2 Magistrate Judge Stewart also recommended that the Doe Defendants be terminated based on Plaintiff’s failure to identify them. (Dkt. No. 165, at 2 n.2). Defendants’ objection even though Plaintiff requested and was granted an extension of time to do so. (Dkt. Nos. 172, 173). For the reasons set forth below, both Report-Recommendations are adopted in their entirety. II. STANDARD OF REVIEW This Court reviews de novo those portions of the Magistrate Judge’s findings and

recommendations that have been properly preserved with a specific objection. Petersen v. Astrue, 2 F. Supp. 3d 223, 228–29 (N.D.N.Y. 2012); 28 U.S.C. § 636(b)(1)(C). “A proper objection is one that identifies the specific portions of the [report-recommendation] that the objector asserts are erroneous and provides a basis for this assertion.” Kruger v. Virgin Atl. Airways, Ltd., 976 F. Supp. 2d 290, 296 (E.D.N.Y. 2013) (internal quotation marks omitted).
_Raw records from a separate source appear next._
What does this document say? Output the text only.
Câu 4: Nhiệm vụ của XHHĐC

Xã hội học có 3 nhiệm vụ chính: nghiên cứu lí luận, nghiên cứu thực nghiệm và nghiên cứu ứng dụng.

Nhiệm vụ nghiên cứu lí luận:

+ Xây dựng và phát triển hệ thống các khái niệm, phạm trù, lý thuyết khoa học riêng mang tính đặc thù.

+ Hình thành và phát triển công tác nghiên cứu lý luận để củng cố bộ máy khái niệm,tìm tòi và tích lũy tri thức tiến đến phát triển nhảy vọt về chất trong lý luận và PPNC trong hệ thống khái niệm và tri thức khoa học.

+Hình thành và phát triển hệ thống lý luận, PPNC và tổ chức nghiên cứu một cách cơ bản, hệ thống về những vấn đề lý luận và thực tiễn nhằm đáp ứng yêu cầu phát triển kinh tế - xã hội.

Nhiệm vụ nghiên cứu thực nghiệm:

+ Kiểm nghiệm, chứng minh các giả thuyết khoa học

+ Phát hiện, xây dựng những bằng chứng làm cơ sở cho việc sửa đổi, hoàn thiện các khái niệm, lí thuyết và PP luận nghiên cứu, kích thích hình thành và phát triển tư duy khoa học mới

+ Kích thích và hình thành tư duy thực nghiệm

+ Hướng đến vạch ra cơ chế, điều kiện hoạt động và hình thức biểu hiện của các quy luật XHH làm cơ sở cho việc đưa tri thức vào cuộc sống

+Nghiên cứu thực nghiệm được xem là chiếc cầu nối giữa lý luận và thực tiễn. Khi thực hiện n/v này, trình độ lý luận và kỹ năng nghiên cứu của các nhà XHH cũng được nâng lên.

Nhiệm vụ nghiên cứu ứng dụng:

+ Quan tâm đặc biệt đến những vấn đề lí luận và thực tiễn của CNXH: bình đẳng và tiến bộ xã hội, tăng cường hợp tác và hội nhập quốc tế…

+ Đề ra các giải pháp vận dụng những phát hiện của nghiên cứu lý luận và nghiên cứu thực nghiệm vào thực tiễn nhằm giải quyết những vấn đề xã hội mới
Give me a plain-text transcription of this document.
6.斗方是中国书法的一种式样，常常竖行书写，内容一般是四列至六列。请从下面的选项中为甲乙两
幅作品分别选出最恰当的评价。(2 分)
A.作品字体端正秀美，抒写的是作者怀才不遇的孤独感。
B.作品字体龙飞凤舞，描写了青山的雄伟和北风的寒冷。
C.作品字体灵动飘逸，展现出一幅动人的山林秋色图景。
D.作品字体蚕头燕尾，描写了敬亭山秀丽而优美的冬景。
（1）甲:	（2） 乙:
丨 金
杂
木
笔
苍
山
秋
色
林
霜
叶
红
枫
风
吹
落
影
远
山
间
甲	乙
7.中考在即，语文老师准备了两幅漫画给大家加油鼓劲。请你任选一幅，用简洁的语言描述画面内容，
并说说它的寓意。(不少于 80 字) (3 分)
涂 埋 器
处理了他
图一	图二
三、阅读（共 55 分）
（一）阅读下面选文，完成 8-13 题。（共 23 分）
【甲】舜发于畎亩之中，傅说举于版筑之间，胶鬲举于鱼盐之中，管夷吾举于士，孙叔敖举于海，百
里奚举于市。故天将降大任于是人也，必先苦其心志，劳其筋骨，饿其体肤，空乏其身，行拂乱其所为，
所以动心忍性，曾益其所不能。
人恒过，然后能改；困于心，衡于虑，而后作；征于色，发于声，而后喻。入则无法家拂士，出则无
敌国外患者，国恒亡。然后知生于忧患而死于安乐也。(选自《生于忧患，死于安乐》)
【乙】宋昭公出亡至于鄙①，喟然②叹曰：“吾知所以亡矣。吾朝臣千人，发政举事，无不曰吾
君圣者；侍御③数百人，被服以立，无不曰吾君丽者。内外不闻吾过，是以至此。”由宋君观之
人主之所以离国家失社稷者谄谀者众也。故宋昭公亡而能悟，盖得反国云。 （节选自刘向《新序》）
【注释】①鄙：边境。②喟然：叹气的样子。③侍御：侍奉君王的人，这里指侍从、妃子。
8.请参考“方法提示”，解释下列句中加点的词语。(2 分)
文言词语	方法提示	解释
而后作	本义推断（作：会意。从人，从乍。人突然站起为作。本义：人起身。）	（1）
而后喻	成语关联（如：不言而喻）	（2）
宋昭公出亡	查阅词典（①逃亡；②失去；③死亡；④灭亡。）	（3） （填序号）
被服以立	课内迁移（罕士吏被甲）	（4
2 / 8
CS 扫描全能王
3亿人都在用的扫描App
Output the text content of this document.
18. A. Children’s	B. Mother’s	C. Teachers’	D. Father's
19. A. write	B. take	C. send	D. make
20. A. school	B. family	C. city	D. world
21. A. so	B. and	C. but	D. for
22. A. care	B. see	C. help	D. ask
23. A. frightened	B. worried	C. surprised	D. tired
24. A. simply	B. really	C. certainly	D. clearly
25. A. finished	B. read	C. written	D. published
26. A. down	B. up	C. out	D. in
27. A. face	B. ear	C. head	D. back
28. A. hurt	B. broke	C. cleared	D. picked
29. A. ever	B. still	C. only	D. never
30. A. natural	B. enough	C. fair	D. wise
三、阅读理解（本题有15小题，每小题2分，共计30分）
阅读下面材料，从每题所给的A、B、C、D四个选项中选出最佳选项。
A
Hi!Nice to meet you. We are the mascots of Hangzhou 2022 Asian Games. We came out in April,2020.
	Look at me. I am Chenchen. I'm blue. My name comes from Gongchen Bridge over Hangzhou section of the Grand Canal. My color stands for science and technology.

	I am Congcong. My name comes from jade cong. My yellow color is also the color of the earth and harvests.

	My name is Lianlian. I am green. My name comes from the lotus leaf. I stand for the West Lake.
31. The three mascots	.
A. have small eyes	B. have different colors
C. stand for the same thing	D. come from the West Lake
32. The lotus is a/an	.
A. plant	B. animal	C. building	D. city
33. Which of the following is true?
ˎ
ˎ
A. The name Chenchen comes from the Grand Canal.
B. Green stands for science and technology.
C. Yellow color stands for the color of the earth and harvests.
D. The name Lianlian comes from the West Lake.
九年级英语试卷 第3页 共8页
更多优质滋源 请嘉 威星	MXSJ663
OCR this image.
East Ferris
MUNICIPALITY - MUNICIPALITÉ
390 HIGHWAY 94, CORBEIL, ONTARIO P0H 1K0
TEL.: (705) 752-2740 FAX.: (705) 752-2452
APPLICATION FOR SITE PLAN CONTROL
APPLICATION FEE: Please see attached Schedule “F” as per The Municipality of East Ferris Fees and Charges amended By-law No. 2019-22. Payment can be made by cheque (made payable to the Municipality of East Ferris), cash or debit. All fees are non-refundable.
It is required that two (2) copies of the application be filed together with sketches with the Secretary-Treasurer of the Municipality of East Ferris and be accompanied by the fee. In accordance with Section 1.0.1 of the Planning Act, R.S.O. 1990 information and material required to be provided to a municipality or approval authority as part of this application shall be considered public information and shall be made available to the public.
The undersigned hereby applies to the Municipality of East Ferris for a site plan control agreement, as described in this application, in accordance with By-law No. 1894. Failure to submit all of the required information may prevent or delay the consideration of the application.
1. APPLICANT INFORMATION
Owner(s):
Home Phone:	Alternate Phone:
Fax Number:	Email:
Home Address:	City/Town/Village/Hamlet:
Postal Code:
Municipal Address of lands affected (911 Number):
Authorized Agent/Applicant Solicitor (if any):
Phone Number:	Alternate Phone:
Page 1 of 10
Properly raised objections must be “specific and clearly aimed at particular findings” in the report. Molefe v. KLM Royal Dutch Airlines, 602 F. Supp. 2d 485, 487 (S.D.N.Y. 2009). “[E]ven a pro se party’s objections to a Report and Recommendation must be specific and clearly aimed at particular findings in the magistrate’s proposal . . . .” Machicote v. Ercole, No. 06-cv-13320, 2011 WL 3809920 at *2, 2011 U.S. Dist. LEXIS 95351, at *4 (S.D.N.Y. Aug. 25, 2011) (citation

omitted). Findings and recommendations as to which there was no properly preserved objection are reviewed for clear error. Id. To the extent a party makes “merely perfunctory responses, argued in an attempt to engage the district court in a rehashing of the same arguments” in the original submission, the Court will only review for clear error. Ortiz v. Barkley, 558 F. Supp. 2d 444, 451 (S.D.N.Y. 2008). III. DISCUSSION The issues currently before the Court concern Plaintiff’s allegation that corrections officers used excessive force on April 4, 2017, and whether Plaintiff had available administrative remedies with respect to that claim. Plaintiff alleges that on April 4, 2017, after he disobeyed an order from Corrections Officer Cackowski and then “gave Officer Cackowski a slight nudge” in response to Officer Cackowski’s attempt to “force [Plaintiff] to his cell,” Corrections Officer Riquier called a “code blue.” (Dkt. No. 63, at 6). Plaintiff alleges that Officer Riquier then “attacked me from behind,” and that Officer Riquier punched Plaintiff “several times” in the right side of his face while Officer Cackowski was holding Plaintiff’s hands. (Id.). It is

undisputed that several officers then came to the scene and that force was used to handcuff Plaintiff. The parties dispute whether the officers used excessive force. Plaintiff alleges that he needed seven stitches following the incident, and that he had to be taken to the hospital where it was determined that he had two fractures in his right eye. (Id. at 7). Plaintiff further alleges that he made a timely request for a grievance form, on April 6th, 7th and 8th, but was told that he had to write to hearing officer Bochardt, and that Bochardt took three weeks to get Plaintiff a grievance. (Dkt. No 63, at 21). Plaintiff filed a grievance on April 27, 2017, but the grievance was denied as untimely. (Dkt. No. 144-24). There is a handwritten notation, “refused to sign,” on the portion of the grievance form where Plaintiff could either

agree to accept the decision or indicate that he seeks to appeal the decision. (Id.). A. Magistrate Judge Stewart’s Report-Recommendation Magistrate Judge Stewart found that the Broome County Correctional Facility’s inmate grievance process was available to Plaintiff. (Dkt. No. 165, at 5) (citing the Broome County Correctional Facility Inmate Handbook, Dkt. No. 144-22 at 28-29). Under its procedures, an inmate must “[a]ttempt to get the issue resolved with the housing officer.” (Id.). Next, an inmate must request a grievance form from the grievance officer, complete the written grievance, and file the form within five business days. (Id.). If the inmate is not satisfied with the response from the grievance officer, the inmate may appeal to the Corrections Facility Administrator. (Id.). If the inmate is not satisfied with that response he may appeal to the State Commission on Correction. (Id. at 5-6).